In 1968, he obtained an interview with Morris Simon, then the chairman of radiology at the Boston Beth Israel Hospital, where he was accepted to start in the summer of 1969. Then, and now, Beth Israel was affiliated with the Harvard Medical School. The Beth Israel radiology department was small. Felix Fleischner, who preceded Dr. Simon, was an emeritus professor. The resident program relied on participation in clinical practice. But it was lacking in organized lectures and group seminars. “We residents taught each other,” Dr.Laufer recalled. Together with another resident, Barry Green, he contacted the radiology departments at the other Harvard related hospitals and gained access to their grand rounds and conferences.

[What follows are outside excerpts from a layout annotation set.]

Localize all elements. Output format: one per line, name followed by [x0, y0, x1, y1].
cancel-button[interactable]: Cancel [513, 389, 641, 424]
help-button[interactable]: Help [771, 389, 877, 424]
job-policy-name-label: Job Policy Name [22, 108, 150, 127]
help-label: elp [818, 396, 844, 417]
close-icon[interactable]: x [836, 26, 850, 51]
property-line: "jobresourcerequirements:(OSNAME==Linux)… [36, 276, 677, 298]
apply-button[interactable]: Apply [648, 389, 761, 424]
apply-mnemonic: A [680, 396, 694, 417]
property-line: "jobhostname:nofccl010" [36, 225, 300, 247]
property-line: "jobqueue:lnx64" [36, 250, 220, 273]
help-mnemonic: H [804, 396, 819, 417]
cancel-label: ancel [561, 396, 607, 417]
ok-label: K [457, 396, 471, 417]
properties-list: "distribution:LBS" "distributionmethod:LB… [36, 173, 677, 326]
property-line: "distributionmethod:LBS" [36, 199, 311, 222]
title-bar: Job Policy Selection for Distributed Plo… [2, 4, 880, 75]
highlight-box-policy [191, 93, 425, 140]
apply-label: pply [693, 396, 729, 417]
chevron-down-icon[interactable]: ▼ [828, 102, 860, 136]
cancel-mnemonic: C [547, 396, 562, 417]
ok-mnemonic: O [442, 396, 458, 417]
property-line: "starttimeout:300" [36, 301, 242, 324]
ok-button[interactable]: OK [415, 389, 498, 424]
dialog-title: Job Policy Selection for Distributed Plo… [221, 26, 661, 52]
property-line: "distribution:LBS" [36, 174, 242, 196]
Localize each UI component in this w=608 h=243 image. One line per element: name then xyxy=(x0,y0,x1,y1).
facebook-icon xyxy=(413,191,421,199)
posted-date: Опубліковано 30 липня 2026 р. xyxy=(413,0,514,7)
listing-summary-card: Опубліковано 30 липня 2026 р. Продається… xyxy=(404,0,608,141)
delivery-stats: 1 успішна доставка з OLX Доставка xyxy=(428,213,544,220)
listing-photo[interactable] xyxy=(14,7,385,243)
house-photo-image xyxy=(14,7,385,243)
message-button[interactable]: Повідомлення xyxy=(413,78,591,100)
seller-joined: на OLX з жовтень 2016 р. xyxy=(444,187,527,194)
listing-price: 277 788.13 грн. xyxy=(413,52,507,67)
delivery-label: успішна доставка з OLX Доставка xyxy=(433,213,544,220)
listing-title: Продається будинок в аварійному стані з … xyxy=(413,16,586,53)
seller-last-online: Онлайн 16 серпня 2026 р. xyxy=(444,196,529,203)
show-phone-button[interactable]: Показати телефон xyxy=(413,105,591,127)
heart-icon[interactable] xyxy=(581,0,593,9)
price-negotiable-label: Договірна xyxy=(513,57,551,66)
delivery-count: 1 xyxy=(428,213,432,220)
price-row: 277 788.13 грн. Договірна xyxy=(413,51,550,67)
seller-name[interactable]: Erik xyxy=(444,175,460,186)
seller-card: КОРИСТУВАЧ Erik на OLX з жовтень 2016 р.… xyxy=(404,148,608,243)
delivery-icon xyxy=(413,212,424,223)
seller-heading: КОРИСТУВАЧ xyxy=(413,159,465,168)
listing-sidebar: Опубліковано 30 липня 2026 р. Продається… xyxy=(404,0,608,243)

He spent three years in Boston on a student visa and passed his examination for certification by the American Board of Radiology. He hoped to move on to a fellowship in cardiovascular radiology at the Massachusetts General Hospital and applied to Stanley Baum who was chief of that section. However, MGH fellowships were open only to American citizens. As a Canadian citizen, he was required to return to Canada.